10.05.2012: Euroland - abgebrannt. Soviel Schulden hatte das Abendland noch nie. Ende 2011 haben die Staatsschulden der EU-27 die Zehn-Billionen-Marke überschritten: 10.422 Milliarden Euro (alle Zahlen Eurostat); ein Drittel (33,8%) mehr - 2632 Millilliarden – als zu Beginn der Finanzkrise 2008. Offenbarungseid auch für die Euro-Zone: 8,2 Billionen Schulden, 26,7% = 1733 Milliarden Euro mehr als 2008. Die Schuldenquote der EU beträgt inzwischen 82,5% des BIPs von 9,4 Billionen Euro: 20 Prozentpunkte mehr als 2008. Bei der Euro-Zone ist der Verschuldungsgrad noch höher: 87,2% des addierten BIP – 17,1 Prozentpunkte mehr als vor der Krise.
Schuldenberge...
Die größten Verschuldungsquoten weisen die Peripherieländer auf: Griechenland 165,3% des BIP (2008: 113,0), Italien 120,1% (105,7), Irland 108,2% (44,2), Portugal 107,8% (71,6), Belgien 98,0% (89,3), Großbritannien 85,7% (54,8).
Den höchsten Schuldenstand in absoluten Euro-Beträgen verzeichnet Deutschland: Über zwei Billionen Euro (2088) Ende 2011. Anstieg seit 2008: 27%. Der Verschuldungsgrad beträgt 81,2% des BIP (2008: 66,7). Es folgen Italien 1897 Mrd.Euro, Frankreich 1717 Mrd. Euro (85,8%).
Noch relativ niedrig sind die ost- und südosteuropäischen Länder verschuldet. Ihr Verschuldungsgrad liegt in der Regel unter 50 Prozent des BIP. Ausnahme Ungarn mit 80,6%, Polen 56,3%.

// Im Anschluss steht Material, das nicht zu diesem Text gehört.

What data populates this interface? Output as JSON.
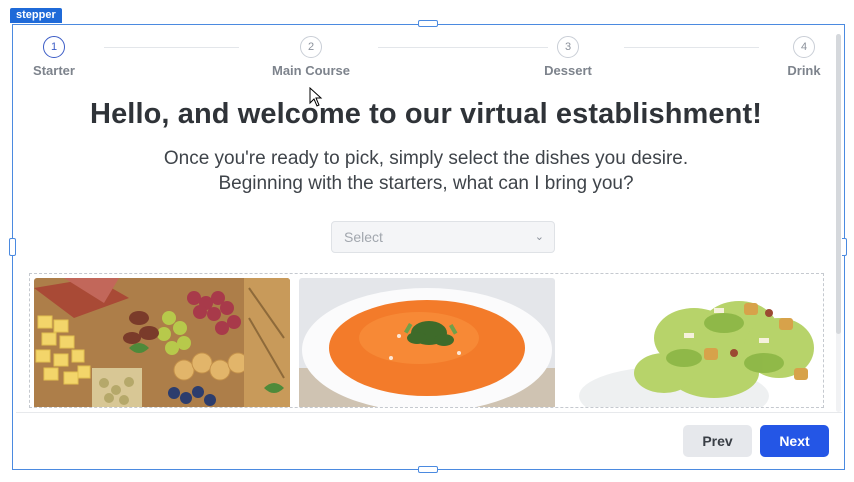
{
  "component_tag": "stepper",
  "stepper": {
    "steps": [
      {
        "number": "1",
        "label": "Starter",
        "active": true
      },
      {
        "number": "2",
        "label": "Main Course",
        "active": false
      },
      {
        "number": "3",
        "label": "Dessert",
        "active": false
      },
      {
        "number": "4",
        "label": "Drink",
        "active": false
      }
    ]
  },
  "content": {
    "heading": "Hello, and welcome to our virtual establishment!",
    "subtext_line1": "Once you're ready to pick, simply select the dishes you desire.",
    "subtext_line2": "Beginning with the starters, what can I bring you?"
  },
  "select": {
    "placeholder": "Select",
    "icon": "chevron-down-icon"
  },
  "gallery": {
    "items": [
      {
        "name": "charcuterie-board-image"
      },
      {
        "name": "tomato-soup-image"
      },
      {
        "name": "caesar-salad-image"
      }
    ]
  },
  "footer": {
    "prev_label": "Prev",
    "next_label": "Next"
  },
  "colors": {
    "accent": "#2456e6",
    "frame": "#4b8ae0",
    "active_step": "#3b5cc6"
  }
}
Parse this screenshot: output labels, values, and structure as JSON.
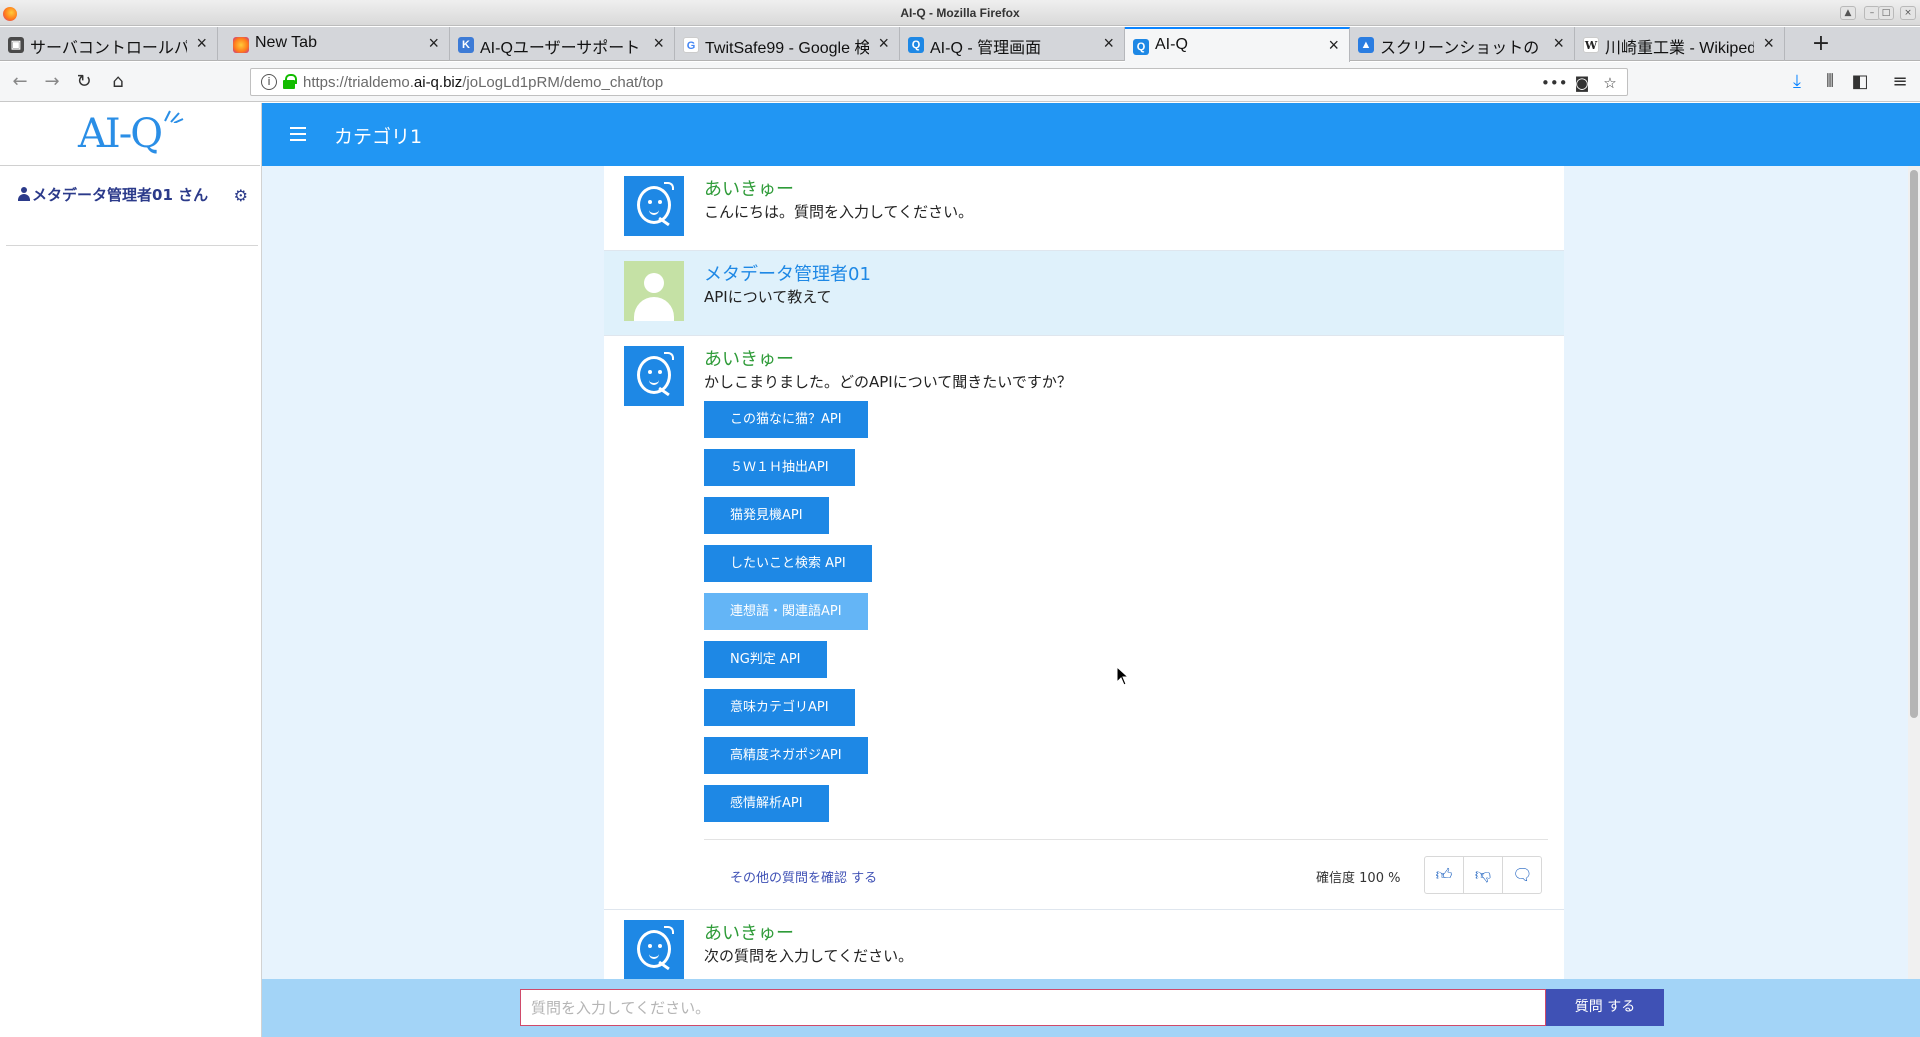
{
  "window": {
    "title": "AI-Q - Mozilla Firefox"
  },
  "tabs": [
    {
      "label": "サーバコントロールパ",
      "favicon": "server-panel-icon",
      "color": "#4a4a4a",
      "glyph": "▣"
    },
    {
      "label": "New Tab",
      "favicon": "firefox-icon",
      "color": "#ff7a1a",
      "glyph": "●"
    },
    {
      "label": "AI-Qユーザーサポート・",
      "favicon": "k-icon",
      "color": "#3d7bd6",
      "glyph": "K"
    },
    {
      "label": "TwitSafe99 - Google 検",
      "favicon": "google-icon",
      "color": "#4285f4",
      "glyph": "G"
    },
    {
      "label": "AI-Q - 管理画面",
      "favicon": "aiq-icon",
      "color": "#1e88e5",
      "glyph": "Q"
    },
    {
      "label": "AI-Q",
      "favicon": "aiq-icon",
      "color": "#1e88e5",
      "glyph": "Q"
    },
    {
      "label": "スクリーンショットの",
      "favicon": "screenshot-icon",
      "color": "#2a7de1",
      "glyph": "▲"
    },
    {
      "label": "川崎重工業 - Wikipedia",
      "favicon": "wikipedia-icon",
      "color": "#222222",
      "glyph": "W"
    }
  ],
  "url": {
    "prefix": "https://trialdemo.",
    "host": "ai-q.biz",
    "path": "/joLogLd1pRM/demo_chat/top"
  },
  "sidebar": {
    "logo": "AI-Q",
    "user": "メタデータ管理者01 さん"
  },
  "header": {
    "category": "カテゴリ1"
  },
  "chat": {
    "bot_name": "あいきゅー",
    "greeting": "こんにちは。質問を入力してください。",
    "user_name": "メタデータ管理者01",
    "user_message": "APIについて教えて",
    "reply": "かしこまりました。どのAPIについて聞きたいですか？",
    "options": [
      "この猫なに猫？API",
      "５Ｗ１Ｈ抽出API",
      "猫発見機API",
      "したいこと検索 API",
      "連想語・関連語API",
      "NG判定 API",
      "意味カテゴリAPI",
      "高精度ネガポジAPI",
      "感情解析API"
    ],
    "more_link": "その他の質問を確認 する",
    "confidence_label": "確信度",
    "confidence_value": "100 %",
    "next_prompt": "次の質問を入力してください。"
  },
  "input": {
    "placeholder": "質問を入力してください。",
    "submit": "質問 する"
  },
  "colors": {
    "accent": "#2196f3",
    "bot_name": "#2e9b38",
    "submit": "#3f51b5"
  }
}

Die Pro-Kopf-Verschuldung in der EU beträgt 20.750 Euro, d.h. jeder EU-Bürger – ob Kind ob Greis – steht bei den Besitzern von Staatsanleihen – Geldbürger, Banken, Fonds – mit über 20.000 Euro in der Kreide.
… und Zinslawinen
Die drückenden Schuldenberge gebären wachsende Zinslawinen. Anfangs allerdings im Vergleich zum Schuldenzuwachs in einem retardierten Tempo. Das resultiert daraus, dass die gesamten Staatsschulden zum großen Teil noch mit Staatsanleihen zu niedrigeren Zinsen aus den Vorjahren finanziert sind. Erst für die Neuverschuldungen aus den Jahren 2010/11 mussten gerade die Peripherieländer infolge verschlechterten Ratings höhere Zinsen in Kauf nehmen. Länder mit Top-Rating, wie Deutschland, Österreich, Niederlande, kamen mit niedrigeren Zinszahlungen aus, obwohl ihre Schulden angestiegen waren. Deutschland z.B. hatte für seine um 27% gestiegenen Staatsschulden 2011 um 1% weniger Zinsen zu zahlen als 2008: 67,7 Milliarden Euro gegenüber 68,4 Milliarden Euro. Der Grund liegt neben dem Top-Rating in der gestiegenen Nachfrage nach „sicheren“ deutschen Staatsanleihen, wodurch Zinsen und Rendite gedrückt wurden. Um mindestens ein Prozent ist dadurch der Zinssatz bei neu emittierten deutschen Bundesanleihen niedriger als im Euro-Durchschnitt. Bezogen auf die Gesamtverschuldung von über zwei Billionen bedeutet das um 20 Millionen niedrigere Zinszahlungen pro Jahr. Deutschland profitiert von der Schuldenkrise, von der Misere anderer Länder. Griechenland musste dagegen 26% mehr Zinsen berappen als drei Jahre davor, Spanien 49%, Irland 112%, Portugal 24%, Polen 26% und Großbritannien 34%.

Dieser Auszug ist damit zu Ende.